The responsibility is the director of finance’s. Remind him or her not to forget to budget for the replacement of these expensive items, and don’t forget next year’s budget, too! Your replacement costs for the new bedding may go up 100%. I’d advise you to add an extra par or two to your circulating inventory, and you’ll lengthen the life of your linen. You may want to look into ozone if you don’t have this system. Cold-water washing will help extend the life of your new bedding products.
The responsibility is the director of housekeeping’s to ensure that proper handling systems are in place. Keep items off of the floor! Keep your linen closets neat and clean.
The responsibility is the food-and-beverage director’s, too! Use clear plastic bags so you can see what’s inside when collecting linen and trash. Move the soiled-linen hamper away from the dishwashing area. Shake out all the F&B linen before bagging and sending it to the laundry. Avoid napkin rollups, as they shorten the life of table linen. Forks and knives rolled up in a napkin create holes in the napkin that the ironer is often blamed for.
The responsibility is the linen vendor’s. It has to maintain an adequate stock for your needs. New bedding products are in great demand nowadays. You may need to allow more time for your goods to arrive — a good reason to increase your circulating pars. You may need a customs broker if your products are coming from overseas.
My advice is to make it a team effort. And it never hurts to walk around your facility and experience what’s happening with your textiles.
TEXTILES: Kevin Keyes is the Laundry Service Team (LST) leader for Milliken and Co.’s Napery Fabrics Business. His team provides technical and marketing support to the textile rental industry. He’s been with Milliken for 18 years, having served the first 11 in textile manufacturing.
The first step in getting the longest useful life out of your textiles is gaining an understanding of what your products are made of. Different fabrics need to be treated differently, especially during washing. For example, cotton fabrics need to be handled in a different manner than polyester.
During the wash process, fabrics are subjected to a variety of chemicals and mechanical action to get them clean. With any fabric, you want to be able to utilize a formula that does the job with the least amount of wear and tear.
Proper amounts of chemistry, mechanical action, time and temperature (the classic wash pie) are needed to clean any fabric. Knowing how textiles react to these different factors will help you extend their life.
Cotton fabrics are alkali-friendly but don’t like bleach.
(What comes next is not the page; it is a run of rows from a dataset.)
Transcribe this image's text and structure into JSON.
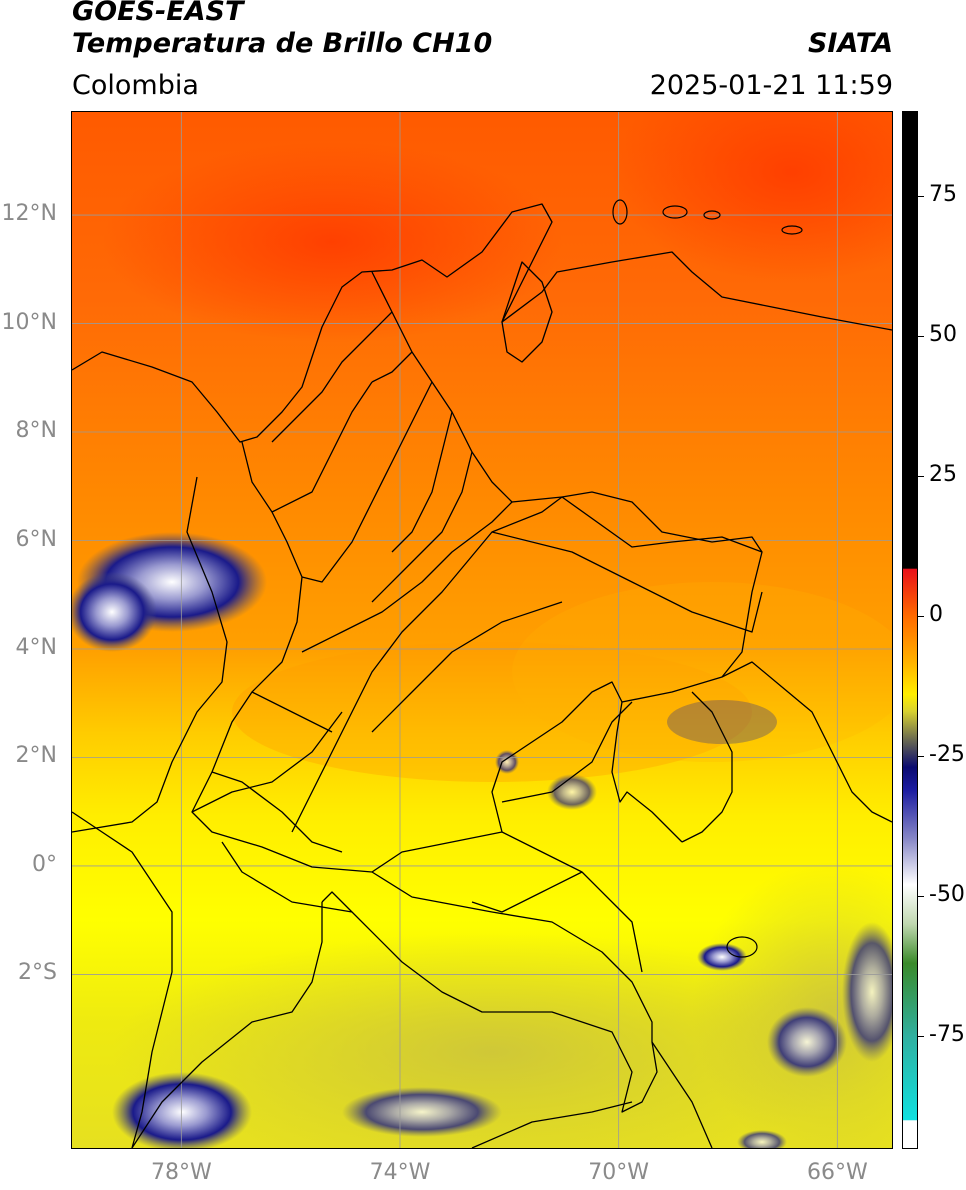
{
  "header": {
    "satellite": "GOES-EAST",
    "product": "Temperatura de Brillo CH10",
    "brand": "SIATA",
    "region": "Colombia",
    "datetime": "2025-01-21 11:59"
  },
  "map": {
    "lat_range": [
      -5.2,
      13.9
    ],
    "lon_range": [
      -80.0,
      -65.0
    ],
    "lat_ticks": [
      {
        "value": 12,
        "label": "12°N"
      },
      {
        "value": 10,
        "label": "10°N"
      },
      {
        "value": 8,
        "label": "8°N"
      },
      {
        "value": 6,
        "label": "6°N"
      },
      {
        "value": 4,
        "label": "4°N"
      },
      {
        "value": 2,
        "label": "2°N"
      },
      {
        "value": 0,
        "label": "0°"
      },
      {
        "value": -2,
        "label": "2°S"
      }
    ],
    "lon_ticks": [
      {
        "value": -78,
        "label": "78°W"
      },
      {
        "value": -74,
        "label": "74°W"
      },
      {
        "value": -70,
        "label": "70°W"
      },
      {
        "value": -66,
        "label": "66°W"
      }
    ],
    "gridlines": true
  },
  "colorbar": {
    "range": [
      -95,
      90
    ],
    "ticks": [
      {
        "value": 75,
        "label": "75"
      },
      {
        "value": 50,
        "label": "50"
      },
      {
        "value": 25,
        "label": "25"
      },
      {
        "value": 0,
        "label": "0"
      },
      {
        "value": -25,
        "label": "-25"
      },
      {
        "value": -50,
        "label": "-50"
      },
      {
        "value": -75,
        "label": "-75"
      }
    ],
    "stops": [
      {
        "value": 90,
        "color": "#000000"
      },
      {
        "value": 8.5,
        "color": "#000000"
      },
      {
        "value": 8.4,
        "color": "#e8101a"
      },
      {
        "value": 0,
        "color": "#ff6a00"
      },
      {
        "value": -8,
        "color": "#ffb000"
      },
      {
        "value": -14,
        "color": "#ffee00"
      },
      {
        "value": -17,
        "color": "#d8d230"
      },
      {
        "value": -22,
        "color": "#6b6b50"
      },
      {
        "value": -27,
        "color": "#0a0a70"
      },
      {
        "value": -31,
        "color": "#1c1ca0"
      },
      {
        "value": -40,
        "color": "#8a8ac8"
      },
      {
        "value": -48,
        "color": "#ffffff"
      },
      {
        "value": -55,
        "color": "#c0d8b0"
      },
      {
        "value": -62,
        "color": "#3a8a2a"
      },
      {
        "value": -75,
        "color": "#30b0a0"
      },
      {
        "value": -90,
        "color": "#10e0e0"
      },
      {
        "value": -90.1,
        "color": "#ffffff"
      },
      {
        "value": -95,
        "color": "#ffffff"
      }
    ]
  }
}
On the other hand, polyester fabrics can easily take bleach but don’t do well in a high-alkali environment. This brings me to another point about bleach. Bleach and colors don’t go together! Polyester fabric may be able to handle the bleach, but the color can’t. Cotton just doesn’t like bleach – period. You want to use as little bleach as possible to get the job done. Also, rinse fabric thoroughly to ensure there are no residual chemicals left.
After the goods are dried/ironed/folded, wrap them in some type of protective wrapping. During transportation, the textiles are exposed to any number of things, like sharp edges, that can reduce the life of the product. A good wrapping will also prevent possible dirt and stains from getting on the product if it’s dropped. If the goods get dirty during transportation, they have to be washed again, which reduces product life.
Finally, preventing abuse by the end user will prolong linen life. Sort soiled goods separately and avoid mixing them with items that could cause further damage. Also, store the goods in a clean, dry place when not in use.
Using these guidelines will allow you to achieve the longest useful life out of your linen investment.